Intel stock fell 6% as the company updated its chipmaking plans

Intel CEO Pat Gelsinger speaks during the initial public offering of Mobileye Global Inc. On the Nasdaq Market website in New York, October 26, 2022.

Michael Nagel | bloomberg | Getty Images

Intel The stock fell 6% on Wednesday after the company gave investors an update on the company’s transformation plan to become a chipmaker to compete with Taiwan Semiconductor Manufacturing Company.

Wednesday’s update featured Intel Chief Financial Officer David Zinsner explaining how the company will soon change the way it reports its financial results to give its foundry business, known as IFS, its own profit and loss statement, which will reveal the company’s manufacturing margins.

Intel’s new reporting structure could also help control costs at the chipmaker, which is seeking to cut up to $10 billion in costs over the next three years.

The update comes as investors continue to evaluate Intel’s turnaround plan under CEO Pat Gelsinger, which is based on catching up to TSMC’s manufacturing technology by 2026, a plan it calls “five points in four years.” Intel plans to use its own chips to solve problems in manufacturing before opening factories to third-party companies.
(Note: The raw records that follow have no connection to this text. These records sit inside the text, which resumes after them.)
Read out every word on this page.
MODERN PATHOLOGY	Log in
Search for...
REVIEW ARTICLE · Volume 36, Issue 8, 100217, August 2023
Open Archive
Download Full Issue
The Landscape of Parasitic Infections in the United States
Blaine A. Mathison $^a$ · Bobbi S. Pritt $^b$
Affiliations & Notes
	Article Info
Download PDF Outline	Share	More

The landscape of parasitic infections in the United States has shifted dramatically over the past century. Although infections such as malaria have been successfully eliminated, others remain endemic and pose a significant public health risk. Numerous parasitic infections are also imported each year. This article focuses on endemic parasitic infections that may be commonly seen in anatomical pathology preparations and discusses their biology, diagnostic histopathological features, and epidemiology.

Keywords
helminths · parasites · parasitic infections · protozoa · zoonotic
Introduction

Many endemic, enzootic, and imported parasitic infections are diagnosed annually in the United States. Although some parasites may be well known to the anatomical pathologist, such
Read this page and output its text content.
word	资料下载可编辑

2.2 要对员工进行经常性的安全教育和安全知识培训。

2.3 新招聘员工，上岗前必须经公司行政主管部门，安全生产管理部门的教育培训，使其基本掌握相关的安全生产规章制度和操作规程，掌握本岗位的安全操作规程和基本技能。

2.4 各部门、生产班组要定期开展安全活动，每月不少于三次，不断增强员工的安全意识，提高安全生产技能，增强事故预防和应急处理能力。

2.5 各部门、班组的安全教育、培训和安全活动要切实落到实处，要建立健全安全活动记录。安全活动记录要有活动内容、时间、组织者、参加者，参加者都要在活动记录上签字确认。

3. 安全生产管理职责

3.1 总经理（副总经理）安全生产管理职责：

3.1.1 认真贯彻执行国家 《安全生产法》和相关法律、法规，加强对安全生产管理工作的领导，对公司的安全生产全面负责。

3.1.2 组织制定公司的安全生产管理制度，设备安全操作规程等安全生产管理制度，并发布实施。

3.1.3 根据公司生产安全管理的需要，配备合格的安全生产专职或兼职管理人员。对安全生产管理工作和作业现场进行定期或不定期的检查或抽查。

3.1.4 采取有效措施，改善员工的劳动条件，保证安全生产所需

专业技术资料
If Intel can catch up to TSMC, it can compete for contracts to build high-performance chips from companies like appleAnd nvidia And Qualcomm, which does not operate its own manufacturing operations and currently often chooses to manufacture TSMC or Samsung. Intel said it expects to announce a major plumbing business customer later this year.

“The manufacturing group will now face the same market dynamics as their foundry counterparts,” Zinsner told analysts. “They will need to compete for volume through performance and price. Since internal customers will have the option to tap into third-party foundries and attract external foundry volume, they must do the same.”

Wednesday’s update focused on how Intel uses its manufacturing capabilities for its own chips. She said more updates on plumbing and third-party customers are coming later this year. Intel also said its chip needs will contribute $20 billion in revenue per unit next year.

Analysts on the call expressed concern about Intel’s gross margins and asked how this plan would increase them. In April, Intel said its first-quarter gross margin was 38.4%, down 51.3% in a year. Intel management said Wednesday that it is seeking profit margins of 60%.

“We think we have a good path to 60 [percent]Zinner said.

Separately, Intel said on Wednesday that it plans to sell 20% of an Austrian subsidiary, IMS Nanofabrication, to private equity firm Bain Capital in a deal that valued the unit at $4.3 billion.

“This will become one of the best acquisitions we’ve ever made, given this level of valuation and investment,” Zinsner said Wednesday.

Other chip stocks also fell on Wednesday amid a bearish day for technology stocks. AMD, Intel’s main competitor, fell nearly 6%, while Qualcomm stock fell more than 3%. Nvidia, boosted by the latest wave of artificial intelligence, fell less than 2%.